A roundup of today’s big stories in hyperlocal publishing, marketing, commerce, and technology…
Facebook Marketplace Launches New Services Feature in Partnership with On-Demand Startups (Inc)
Almost overnight, six-year-old Handy will gain access to more than 800 million monthly users, who may now gravitate to the portal for booking home improvements and cleaning services.
What Happens When Knowledge Panels Aren’t Actually Knowledgeable? (Street Fight)
In the latest of their biweekly columns, David Mihm and Mike Blumenthal explore what they find to be a troubling practice on Google’s part: granting select platforms the power to insert themselves into a local business’ knowledge panel without any recourse for the business or verification that the information is accurate. Skift: Yelp targets Google employees in new antitrust drive.
A Fifth of Amazon Merchants Sell More Than $1 Million a Year, Double Last Year’s Share (Recode)
Third-party merchants that sell goods on Amazon are riding high on Amazon’s success—at least for now. More merchants are becoming high-volume sellers on Amazon.
Local News Pioneer Mike Orren on Industry’s Future: A Steep but Climbable Hill (Street Fight)
“There are no silver bullets,” Mike Orren tells Tom Grubisich. Local news “has always been a complex industry, and advertising, marketing services, managing the print demand—all are going to continue to be a part of the equation.”
How the Washington Post Is Building Its Tech Platform, Arc (Digiday)
Arc has signed five major publishers as clients this year—Bonnier Corp., Advance Local, Boston Globe Media Partners, Philadelphia Media Network and Le Parisien. With those additions, Arc supports 90 sites and apps representing 500 million monthly unique visitors, the Post said.
More Than Half of Local Businesses Still Lack Mobile Strategy (MediaPost)
When it comes to their favorite local shops, people will forgive a lot: higher prices for products and services, odd hours of operation, and maybe even less cleanliness than they’d allow a chain store. Still, no mobile presence is apparently where a lot of folks draw the line.
Behind Ford’s New Approach to Advertising (WSJ)
Jim Farley joined Ford when print ads and 30-second television spots were the way to sell an automobile. A decade later, the world’s digital transformation has the No. 2 U.S. car maker rethinking how it allocates its $4 billion-plus advertising budget, and how much can be cut.

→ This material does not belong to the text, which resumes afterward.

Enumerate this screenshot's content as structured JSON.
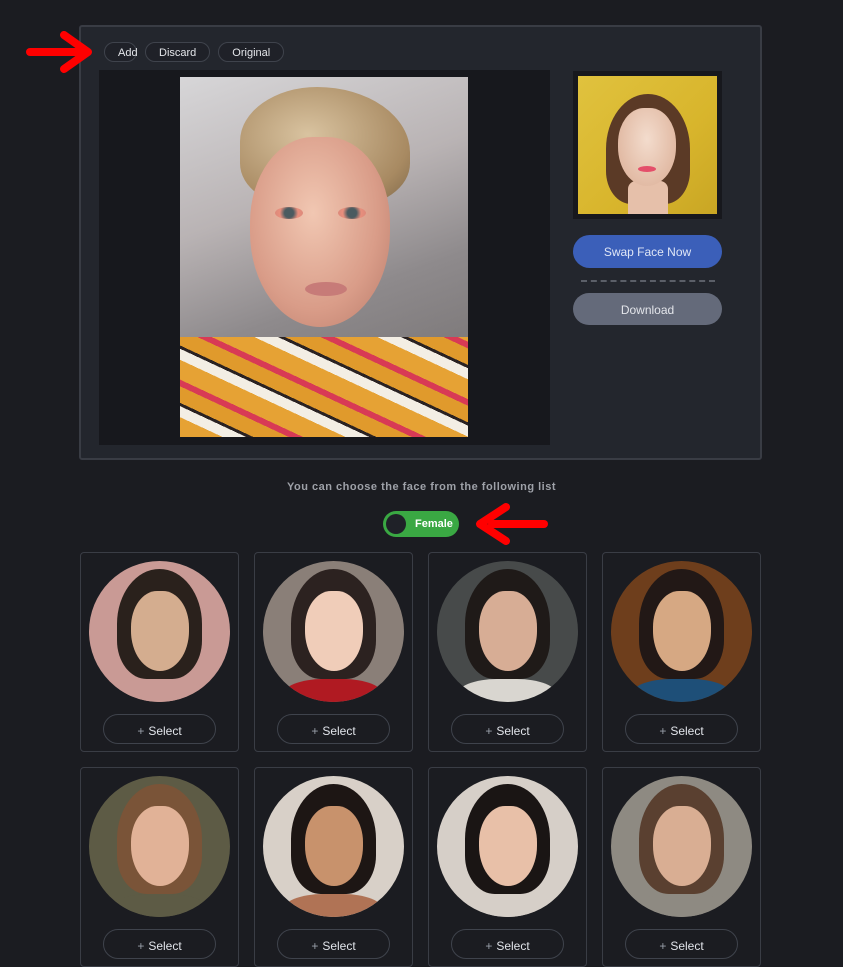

Kroger Pays $200 Million to Acquire Chicago Meal Kit Company Home Chef (Chicago Tribune)
“We know our customers would love to see more Home Chef meal kits on grocery store shelves,” said Pat Vihtelic, Home Chef’s founder and CEO. “What this allows us to do is to be everywhere our customers are.”
Uber Finds Profit in Leaving Tough Overseas Markets (NYT)
Uber, which has had a reputation for aggressive pursuit of market share even at the expense of profitability, reported a rare quarterly profit on Wednesday that was driven by taking the opposite approach: Waving the white flag in challenging overseas markets.